- Directed by: Niyi Akinmolayan
- Screenplay by: Niyi Akinmolayan
- Produced by: Victoria Akujobi
- Starring: Pamilerin Ayodeji; Fiyinfoluwa Asenuga; Yvonne Jegede; Binta Ayo Mogaji; Daniel Etim Effiong; Riyo David; Femi Adebayo; Yemi Elesho.;
- Music by: Tolu Obanro
- Production company: Anthill Studios
- Distributed by: Film One Entertainment, Amazon Prime
- Release date: 18 August 2023;
- Running time: 110 minutes
- Country: Nigeria
- Language: English with some Yoruba dialogue (subtitled in English)
- Budget: ₦120 million

= Mikolo (film) =

2023 Nigerian family film directed by Niyi Akinmolayan

Mikolo is a 2023 Nigerian live action and computer-animated family fantasy film. It was directed by Niyi Akinmolayan, who also wrote the screenplay. The film stars child actors Pamilerin Ayodeji and Fiyinfoluwa Asenuga, along with Yvonne Jegede and Binta Ayo Mogaji, in the lead roles. The film is a rare example of Nollywood production of film for children. With a runtime of 1 hour 50 minutes, it premiered in Nigerian cinemas on 18 August 2023, and was released on Amazon Prime in multiple markets around the world in December 2023.

== Plot ==
The film follows the adventures of a sister, Funke, and her younger brother, Habeeb, who are brought from Lagos by their mother to stay with their paternal grandmother in Gbagi village, Ondo State, while she takes a long training course. Before departure, a story-telling neighbour, Babablu, tells of the Irumole ("magical creatures") forest, which lies near Gbagi and shares an amulet with Funke. The children's' father, who works in the UK, is away after an argument with their mother, and this leads to tensions in the family as they travel.

Exploring locally in Ondo, with a local, Jay-Jay, the children come to a high place where they unknowingly encounter a mystical flying creature, which follows them to their grandmother's home. It is later pursued by a spirit guardian in human form, the Abula. After Funke meets the creature, she names it Mikolo after a dog in a book she is reading.
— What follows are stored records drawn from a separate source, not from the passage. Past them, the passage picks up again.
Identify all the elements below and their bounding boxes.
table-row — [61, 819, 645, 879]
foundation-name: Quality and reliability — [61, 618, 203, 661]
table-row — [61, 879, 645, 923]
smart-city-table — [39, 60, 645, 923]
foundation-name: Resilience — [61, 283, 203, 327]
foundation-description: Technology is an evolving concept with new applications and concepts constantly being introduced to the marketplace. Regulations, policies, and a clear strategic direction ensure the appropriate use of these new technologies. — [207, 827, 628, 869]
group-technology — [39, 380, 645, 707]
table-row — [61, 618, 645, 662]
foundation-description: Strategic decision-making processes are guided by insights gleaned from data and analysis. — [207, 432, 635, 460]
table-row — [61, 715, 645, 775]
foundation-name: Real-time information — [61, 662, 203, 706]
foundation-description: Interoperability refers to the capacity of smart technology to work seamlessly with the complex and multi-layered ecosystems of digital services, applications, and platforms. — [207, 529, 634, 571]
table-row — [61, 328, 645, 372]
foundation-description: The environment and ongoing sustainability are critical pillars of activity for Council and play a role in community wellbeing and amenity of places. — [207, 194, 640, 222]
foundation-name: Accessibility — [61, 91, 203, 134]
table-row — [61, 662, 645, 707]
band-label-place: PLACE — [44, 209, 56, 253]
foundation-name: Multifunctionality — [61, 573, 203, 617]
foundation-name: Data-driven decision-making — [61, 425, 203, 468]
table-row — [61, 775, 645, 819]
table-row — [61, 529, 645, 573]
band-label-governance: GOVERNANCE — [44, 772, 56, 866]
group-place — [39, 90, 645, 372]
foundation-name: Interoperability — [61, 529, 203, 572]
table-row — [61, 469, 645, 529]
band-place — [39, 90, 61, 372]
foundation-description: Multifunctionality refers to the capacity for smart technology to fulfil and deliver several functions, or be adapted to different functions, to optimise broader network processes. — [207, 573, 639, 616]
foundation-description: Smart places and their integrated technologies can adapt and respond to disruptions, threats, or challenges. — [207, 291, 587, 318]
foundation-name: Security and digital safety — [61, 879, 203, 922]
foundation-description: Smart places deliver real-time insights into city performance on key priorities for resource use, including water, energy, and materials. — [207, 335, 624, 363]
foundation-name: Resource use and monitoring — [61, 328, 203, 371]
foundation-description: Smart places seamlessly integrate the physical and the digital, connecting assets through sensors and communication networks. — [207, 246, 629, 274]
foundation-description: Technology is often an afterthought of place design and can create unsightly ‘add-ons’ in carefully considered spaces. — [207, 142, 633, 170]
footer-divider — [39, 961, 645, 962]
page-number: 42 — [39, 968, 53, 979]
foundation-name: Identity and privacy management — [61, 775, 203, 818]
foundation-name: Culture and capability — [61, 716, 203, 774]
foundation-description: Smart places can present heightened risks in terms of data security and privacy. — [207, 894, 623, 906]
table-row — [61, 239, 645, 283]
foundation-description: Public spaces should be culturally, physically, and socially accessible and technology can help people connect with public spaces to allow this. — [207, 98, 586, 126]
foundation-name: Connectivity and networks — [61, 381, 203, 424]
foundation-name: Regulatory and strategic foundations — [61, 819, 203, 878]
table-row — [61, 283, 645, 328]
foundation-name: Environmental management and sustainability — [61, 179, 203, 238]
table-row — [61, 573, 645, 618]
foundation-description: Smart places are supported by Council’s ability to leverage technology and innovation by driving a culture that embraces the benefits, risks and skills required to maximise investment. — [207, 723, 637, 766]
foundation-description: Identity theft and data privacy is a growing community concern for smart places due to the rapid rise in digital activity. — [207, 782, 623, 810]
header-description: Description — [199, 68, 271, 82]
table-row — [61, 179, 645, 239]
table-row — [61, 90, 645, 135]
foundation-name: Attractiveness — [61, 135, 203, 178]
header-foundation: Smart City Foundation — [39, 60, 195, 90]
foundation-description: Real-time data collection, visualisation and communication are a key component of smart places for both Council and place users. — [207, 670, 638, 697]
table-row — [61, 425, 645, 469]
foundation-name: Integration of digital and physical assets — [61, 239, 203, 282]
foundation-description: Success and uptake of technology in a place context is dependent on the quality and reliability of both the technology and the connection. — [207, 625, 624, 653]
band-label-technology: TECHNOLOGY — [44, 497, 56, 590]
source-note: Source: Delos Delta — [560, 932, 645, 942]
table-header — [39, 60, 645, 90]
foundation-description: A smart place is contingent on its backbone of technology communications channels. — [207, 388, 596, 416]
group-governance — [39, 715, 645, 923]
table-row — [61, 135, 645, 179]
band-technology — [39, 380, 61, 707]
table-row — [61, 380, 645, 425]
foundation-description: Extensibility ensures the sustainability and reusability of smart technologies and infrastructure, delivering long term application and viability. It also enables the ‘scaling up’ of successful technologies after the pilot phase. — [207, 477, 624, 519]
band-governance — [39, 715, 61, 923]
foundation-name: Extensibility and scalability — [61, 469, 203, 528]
The children befriend Mikolo, hiding it from their grandmother. Following various adventures, including the children taking Jay-Jay's electric tricycle-car into busy night traffic and Mikolo being seized by both the Abula and then some local bandits, the children aid the creature in returning to its home place, a magical realm accessed by a bridge from the high place in which they met. They themselves get into difficulty during this process, and a search for them begins. In the course of the adventures with Mikolo, the children's father appears and he and their mother work, with help from Babablu, who is more than he seems, to find them. All having reached the hidden magical forest, parents and children meet Mikolo's grateful parents, and having bid Mikolo farewell, return a happier family. The film finishes with the statement "Mikolo will return".
== Cast ==
- Pamilerin Ayodeji as Funke
- Fiyinfoluwa Asenuga as Habeeb/Habib
- Yvonne Jegede as Lola (mother)
- Binta Ayo Mogaji as Grandma (credited as Ayo Mogaji)
- Riyo David as the Abula (forest guardian)
- Yemi Elesho as Jay-Jay
- Daniel Etim Effiong as Maleek (father)
- Femi Adebayo as Babablu
- Oluwatosin Sarah as Clara
- Adelosoye Maxwell Ademola as Head Hunter
- Dhortune as Security Man
- Adamson Ibrahim as Security Man
- Sola Martins as Man in the Bus

Mikolo was voiced by Adam Songbird, and the parent creatures by Dhortune Thatondoboy and Dolafo Adigun. Supporting roles were played by more than 70 other actors.

== Production ==
The film was conceived and directed by Niyi Akinmolayan, who also wrote the screenplay. It had a large budget in Nollywood terms, 120 million naira, and was filmed in Ondo State, with post-production at Anthill Studios in Lagos. Some scanning of actors was used to merge the live action and CGI aspects. The film was exceptional in that Nigeria's extremely active film industry produces few films for children - none from over 4,700 Nollywood films produced in a four-year period ending September 2021, or from then to the release of Mikolo. This led to one critic declaring it to be the most important Nigerian film of 2023, and expressing the hope that the local film industry could also use such a film as the basis for valuable TV, gaming, education and merchandising opportunities, hitherto missed. Mikolo did follow the first Nigerian feature-length animated film, Lady Buckit & The Motley Mopsters, from Abuja in 2020.